Sous son impulsion, une société pour l’abolition de l’esclavage est créée en 1823 en Angleterre. Et c’est le 14 mai 1833 que le parlement britannique adopte une loi d’émancipation générale des Noirs. Trois jours après cette grande victoire, William Wilberforce, qui se sera battu 46 ans pour mettre un terme à l’esclavage des Noirs, meurt. Comme s’il avait attendu enfin cette mesure légale pour tirer sa révérence... Ses funérailles ont lieu en grande pompe à l’Abbaye de Westminster. Et les regrets sont unanimes : sa vie désintéressée, son dévouement absolu à la cause des opprimés, sa persévérance lui ont attiré le respect de tous. Il ne s’est pas contenté de lutter contre l’esclavage. Il est resté sensible aux misères qui l’entourent : le quart, parfois le tiers de son revenu est, sans nulle ostentation, consacré à des œuvres de bienfaisance.

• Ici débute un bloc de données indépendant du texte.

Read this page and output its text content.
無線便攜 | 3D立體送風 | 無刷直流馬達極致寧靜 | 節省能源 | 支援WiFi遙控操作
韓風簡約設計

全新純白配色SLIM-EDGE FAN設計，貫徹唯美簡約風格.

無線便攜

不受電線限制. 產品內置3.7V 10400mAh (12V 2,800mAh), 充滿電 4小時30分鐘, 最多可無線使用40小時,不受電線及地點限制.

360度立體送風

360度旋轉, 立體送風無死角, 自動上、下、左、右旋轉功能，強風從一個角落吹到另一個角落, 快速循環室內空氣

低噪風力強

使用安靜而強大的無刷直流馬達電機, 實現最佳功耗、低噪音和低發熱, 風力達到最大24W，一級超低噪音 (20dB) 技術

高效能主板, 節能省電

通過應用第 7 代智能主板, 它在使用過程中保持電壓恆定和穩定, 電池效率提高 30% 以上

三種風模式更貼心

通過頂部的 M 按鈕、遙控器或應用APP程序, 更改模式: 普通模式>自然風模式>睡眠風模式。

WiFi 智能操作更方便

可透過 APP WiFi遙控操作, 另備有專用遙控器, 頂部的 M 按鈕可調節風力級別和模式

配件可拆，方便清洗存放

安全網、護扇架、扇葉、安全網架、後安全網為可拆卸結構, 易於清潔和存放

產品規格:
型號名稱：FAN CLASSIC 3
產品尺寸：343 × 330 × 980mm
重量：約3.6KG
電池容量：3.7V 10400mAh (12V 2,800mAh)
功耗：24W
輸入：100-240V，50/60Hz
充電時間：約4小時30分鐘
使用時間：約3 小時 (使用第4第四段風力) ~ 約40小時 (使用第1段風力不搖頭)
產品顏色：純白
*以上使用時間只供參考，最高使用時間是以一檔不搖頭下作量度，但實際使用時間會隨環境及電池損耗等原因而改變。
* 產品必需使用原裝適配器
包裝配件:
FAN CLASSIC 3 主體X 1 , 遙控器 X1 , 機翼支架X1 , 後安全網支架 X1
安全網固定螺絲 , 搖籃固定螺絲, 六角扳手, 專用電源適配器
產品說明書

La dernière lettre que John Wesley, le fondateur du méthodisme, a écrite avant sa mort lui était destinée. Datée du 24 février 1791, il avertissait William Wilberforce de la difficulté de la bataille, mais lui prodiguait aussi des encouragements : « A moins que Dieu ne vous ait suscité pour cette besogne, vous serez usé par l'opposition tant des hommes que des diables. Mais si Dieu est pour vous, qui peut encore être contre vous ? Est-ce que tous sont ensemble plus forts que Dieu ? Oh, ne vous lassez pas de bien faire ! Continuez, au nom de Dieu et avec la puissance de sa force, jusqu'à la disparition de l'esclavage même américain (le plus vil jamais apparu sous le soleil). »
Une rapide ascension
William Wilberforce est né dans le village anglais de Hull en 1759. Son père est un négociant et descend d’une ancienne famille. Si la santé de William a toujours été déficiente, il montre très jeune une vive intelligence et une grande facilité d’élocution. Il perd son père à l’âge de neuf ans et se voit confié à un oncle et une tante... dont l’influence spirituelle sera décisive et qui l’introduiront à John Newton et Georges Whitefield, l’une des grandes figures avec John Wesley du réveil méthodiste en Angleterre.
Sa mère le reprend cependant et le place dans une institution à Pocklington, dans le Yorkshire. Il y montre de bonnes dispositions, étant presque toujours le premier dans les différentes matières, même s’il se met au travail au dernier moment. Il entre au collège de St-Jean à Cambridge en octobre 1776, où il se lie d’amitié avec William Pitt, futur premier ministre. La mort de son grand-père et celle de son oncle le mettent à la tête d’une grande fortune. Il néglige alors ses études... mais, doté d’une ambition féroce, il se présente aux élections générales de sa ville natale et l’emporte : à vingt et un ans, il est membre de la Chambre des communes.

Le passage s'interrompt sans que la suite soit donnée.